Josh Rosen is nothing if not honest. The UCLA quarterback rarely shies away from voicing his opinion, and this week was no different.

Rosen spoke out against amateurism, saying that “human beings don’t belong in school with our schedules.” He went on to say that “football and school don’t go together” and that “trying to do both is like trying to do two full-time jobs,” adding that certain student-athletes have no business being in college but attend because it’s a viable path to the NFL.

Is Rosen right?

“I think the most important thing about his comments is you have to read the whole article,” former UCLA offensive lineman and current CBS college football analyst Randy Cross said on CBS Sports Radio’s Reiter Than You. “If you read the whole article, the context in which he’s saying it makes a lot of sense – because he’s 100 percent right.”



Rosen also took a shot at Alabama, saying, “Raise the SAT requirement at Alabama and see what kind of team they have.”

Cross didn’t mind that, either.

“If you don’t think there’s a difference in the basic class load at Clemson and a class load you can select at UCLA or a Stanford or an SC or any place like that,” he said, “I think you’re kidding yourself.”

Rosen, who is entering his junior season, is one of the top quarterbacks in America. He’s also never been bashful about voicing his opinion.

“He tends to be a little too honest at times,” Cross said. “I think if Jim Mora has one problem with him on occasion, he’s kind of a TMI King because he will just keep on going. But the very thing that makes him a little bit of a lightning rod when it comes to that is also something that makes him a pretty good leader.”

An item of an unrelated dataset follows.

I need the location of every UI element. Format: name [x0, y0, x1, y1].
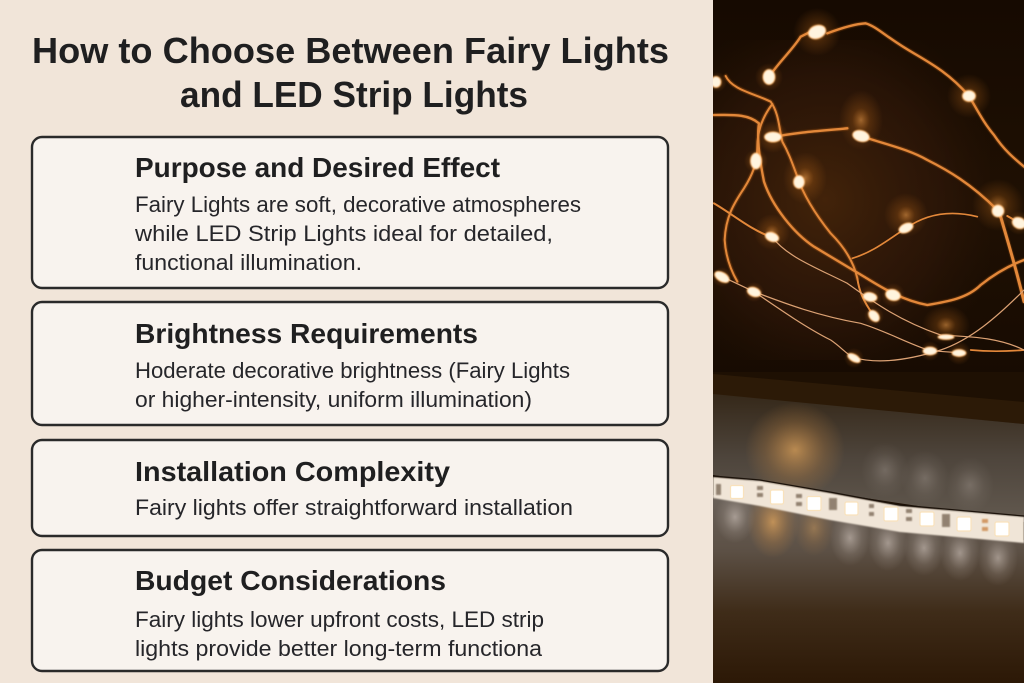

If anything, speaking out against amateurism – and Alabama – will only give Rosen more credibility in the huddle.

“I think so,” Cross said. “(His teammates) know him as well – if not better – than anybody else, certainly anybody that’s writing an article about him. He comes from a fairly affluent background, so I don’t think he’s going to have to worry much if and when his football career is over, but he’s not atypical when it comes to that. The way he is kind of makes him more and more interesting.”

Rosen has thrown for 5,585 yards and 33 touchdowns at UCLA. He had plenty of highlights as a freshman, throwing for 3,670 yards and 23 touchdowns, but he was hit early and often that season. Cross called him a “powder-blue piñata.”

And yet, Rosen didn’t call out his teammates.

“He was just getting destroyed,” Cross said, “but you didn’t hear him screaming and yelling and going crazy about that. It’s something that I got to say I was a little surprised (by) initially, that he wasn’t going crazy. But we’ll see. I think the Bruins have got potential for a double-digit-win year.”

UCLA, which went 4-8 last season, opens against Texas A&M in Pasadena on Sept. 3. Kickoff is at 7:30 p.m. ET.

“But let’s be honest,” Cross said, getting back to the original point. “School is an individual-type emphasis. No matter if you’re going to Alabama or UCLA or Wake Forest or Vandy or Princeton or whatever – if you’re playing a sport, there’s a reason there are headhunters and groups out there that want to find NCAA student-athletes that did well in school. Because they know they know how to budget their time. They know how to do a lot of things that I think the average student doesn’t have to do in college because they’re not trying to also juggle all that time devoted to a sport.”